There are a variety of treatment options for people who want to stop drinking, and they range from various types of group and individual therapies to medication. When it comes to quitting drinking for good, having a solid support structure in place is critical for continued sobriety. Those who are addicted to alcohol should never attempt to quit drinking on their own; medical detox is required, and comprehensive treatment should follow.
Cocaine: The Feel-Good Drug
Cocaine is a stimulant that increases the production of dopamine in the brain. Like heroin and alcohol, cocaine is incredibly addictive because of the way it changes the chemistry of the brain over time. These changes make users crave cocaine consistently, leading to a dangerously addictive cycle of highs and lows. Individuals can build up a tolerance to cocaine quickly, and a powerful psychological dependence usually follows, which eventually leads to addiction.
According to the Substance Abuse and Mental Health Services Administration (SAMHSA), there were 1.5 million cocaine users in 2013. In addition, NIDA reports that the number of fatal cocaine overdoses increased 42 percent from 2001 to 2014. Cocaine addiction is dangerous, but it is never too late to enter treatment.
Physical signs of cocaine abuse include:
- Dilated pupils
- Frequent nosebleeds
- Track marks from injecting it
- Runny nose from snorting it
Like all addictions, cocaine addiction starts with dependence; however, unlike other addictions, it often begins with a psychological dependence rather than a physical one. Physical dependence occurs when the brain registers its altered state on cocaine as its natural state. When dopamine levels drop to what used to be normal levels, the individual will experience withdrawal symptoms. Psychological dependence, on the other hand, can develop fairly early on, and it is characterized by intense cravings for cocaine and the inability to cope without it.
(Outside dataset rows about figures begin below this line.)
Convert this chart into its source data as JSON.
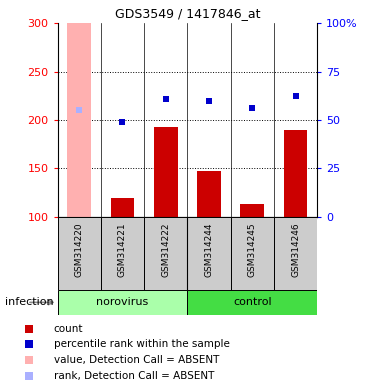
{
  "title": "GDS3549 / 1417846_at",
  "samples": [
    "GSM314220",
    "GSM314221",
    "GSM314222",
    "GSM314244",
    "GSM314245",
    "GSM314246"
  ],
  "bar_values": [
    300,
    120,
    193,
    147,
    113,
    190
  ],
  "rank_values": [
    210,
    198,
    222,
    220,
    212,
    225
  ],
  "absent_flags": [
    true,
    false,
    false,
    false,
    false,
    false
  ],
  "bar_color_normal": "#cc0000",
  "bar_color_absent": "#ffb0b0",
  "rank_color_normal": "#0000cc",
  "rank_color_absent": "#aab0ff",
  "ylim_left": [
    100,
    300
  ],
  "ylim_right": [
    0,
    100
  ],
  "left_ticks": [
    100,
    150,
    200,
    250,
    300
  ],
  "right_ticks": [
    0,
    25,
    50,
    75,
    100
  ],
  "right_tick_labels": [
    "0",
    "25",
    "50",
    "75",
    "100%"
  ],
  "dotted_lines": [
    150,
    200,
    250
  ],
  "groups": [
    {
      "label": "norovirus",
      "start": 0,
      "end": 2,
      "color": "#aaffaa"
    },
    {
      "label": "control",
      "start": 3,
      "end": 5,
      "color": "#44dd44"
    }
  ],
  "group_label": "infection",
  "legend_items": [
    {
      "label": "count",
      "color": "#cc0000"
    },
    {
      "label": "percentile rank within the sample",
      "color": "#0000cc"
    },
    {
      "label": "value, Detection Call = ABSENT",
      "color": "#ffb0b0"
    },
    {
      "label": "rank, Detection Call = ABSENT",
      "color": "#aab0ff"
    }
  ]
}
Cocaine has both short and long-term negative effects from continued use, so users should seek treatment as soon as possible. Treatment for cocaine addiction starts with medical detox, during which the brain readjusts to life without excessive dopamine. While cocaine withdrawal doesn’t generally involve intense physical symptoms, the psychological symptoms of withdrawal can be intense.
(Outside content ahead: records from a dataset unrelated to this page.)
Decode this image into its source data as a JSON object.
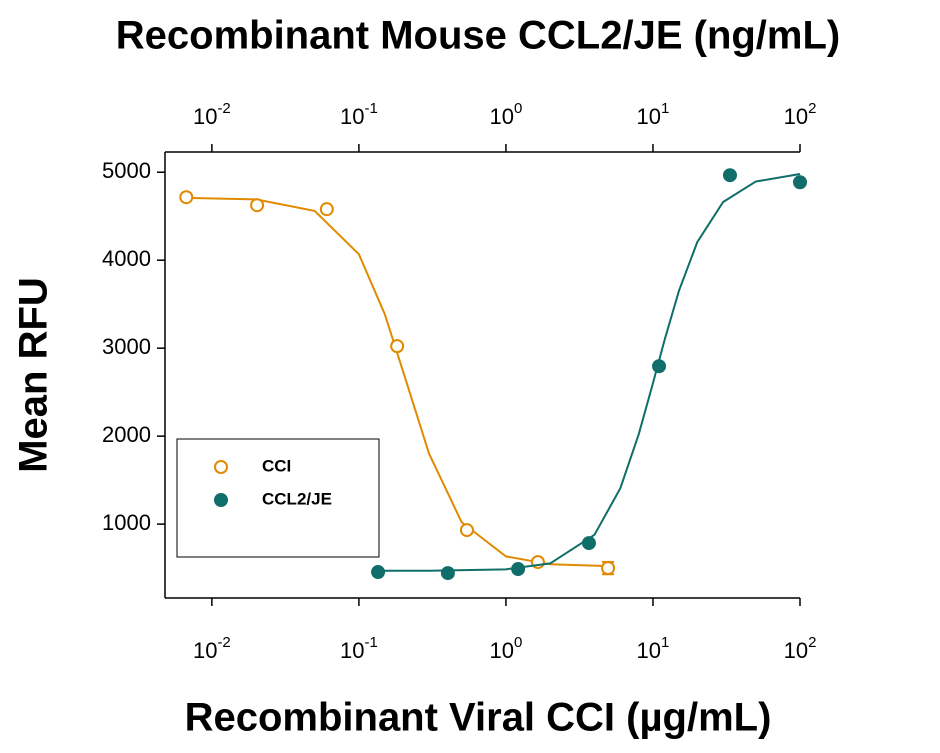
{
  "chart_data": {
    "type": "scatter",
    "title": "Recombinant Mouse CCL2/JE (ng/mL)",
    "x_label": "Recombinant Viral CCI (µg/mL)",
    "y_label": "Mean RFU",
    "xscale": "log",
    "xlim": [
      0.0048,
      100
    ],
    "ylim": [
      160,
      5230
    ],
    "xticks": [
      {
        "value": 0.01,
        "label": "10",
        "exponent": "-2"
      },
      {
        "value": 0.1,
        "label": "10",
        "exponent": "-1"
      },
      {
        "value": 1,
        "label": "10",
        "exponent": "0"
      },
      {
        "value": 10,
        "label": "10",
        "exponent": "1"
      },
      {
        "value": 100,
        "label": "10",
        "exponent": "2"
      }
    ],
    "x2ticks": [
      {
        "value": 0.01,
        "label": "10",
        "exponent": "-2"
      },
      {
        "value": 0.1,
        "label": "10",
        "exponent": "-1"
      },
      {
        "value": 1,
        "label": "10",
        "exponent": "0"
      },
      {
        "value": 10,
        "label": "10",
        "exponent": "1"
      },
      {
        "value": 100,
        "label": "10",
        "exponent": "2"
      }
    ],
    "yticks": [
      1000,
      2000,
      3000,
      4000,
      5000
    ],
    "series": [
      {
        "name": "CCI",
        "color": "#e08a00",
        "marker": "open",
        "x": [
          0.0067,
          0.0203,
          0.0605,
          0.182,
          0.543,
          1.65,
          4.95
        ],
        "values": [
          4716,
          4625,
          4580,
          3023,
          932,
          568,
          500
        ],
        "errors": [
          null,
          null,
          null,
          null,
          null,
          null,
          70
        ],
        "fit": {
          "x": [
            0.0067,
            0.02,
            0.05,
            0.1,
            0.15,
            0.2,
            0.3,
            0.5,
            1,
            2,
            5
          ],
          "values": [
            4708,
            4691,
            4560,
            4068,
            3386,
            2733,
            1801,
            1021,
            633,
            543,
            523
          ]
        }
      },
      {
        "name": "CCL2/JE",
        "color": "#0f6e6a",
        "marker": "filled",
        "x": [
          0.135,
          0.403,
          1.21,
          3.67,
          11.0,
          33.4,
          100
        ],
        "values": [
          455,
          443,
          489,
          784,
          2795,
          4966,
          4886
        ],
        "fit": {
          "x": [
            0.135,
            0.3,
            1,
            2,
            4,
            6,
            8,
            10,
            12,
            15,
            20,
            30,
            50,
            100
          ],
          "values": [
            470,
            470,
            486,
            553,
            878,
            1408,
            2021,
            2603,
            3094,
            3649,
            4204,
            4662,
            4894,
            4980
          ]
        }
      }
    ]
  }
}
People can find success in various types of therapy following medical detox. During therapy, they will learn how to cope without cocaine and develop plans to deal with potential triggers that may make them want to use cocaine again in the future.
Barbiturates: Intensely Addictive
Barbiturates are a group of drugs in the sedative-hypnotic class. They work by enhancing the effects of GABA, a neurotransmitter, in the brain, which serves to promote relaxation. Barbiturates were originally developed to help individuals suffering from sleep disorders and anxiety, but physicians stopped using them after realizing how addictive and dangerous they can be.
Barbiturate addiction is dangerous for two reasons: The difference between a normal dose and a fatal dose is incredibly small, and according to the U.S. National Library of Medicine, the withdrawal symptoms of stopping barbiturates can be life-threatening. The Drug Abuse Warning Network reports that in 2011, there were more than 18,000 emergency room visits related to barbiturates.
Signs of barbiturate abuse include extreme sleepiness, poor coordination, and shallow breathing. If a loved one is abusing barbiturates, it is critical to seek help as soon as possible.
Treatment for barbiturate addiction is closely monitored by medical professionals starting with the medical detox phase because the withdrawal symptoms can be severe. People going through barbiturate withdrawal may experience tremors, hallucinations, seizures, psychosis, and hyperthermia. Following medical detox, clients typically enter a treatment program that involves therapy and medication. According to NIDA, counseling can help greatly. Cognitive Behavioral Therapy has shown promise for treating benzodiazepine addiction and may help those trying to quit barbiturates as well.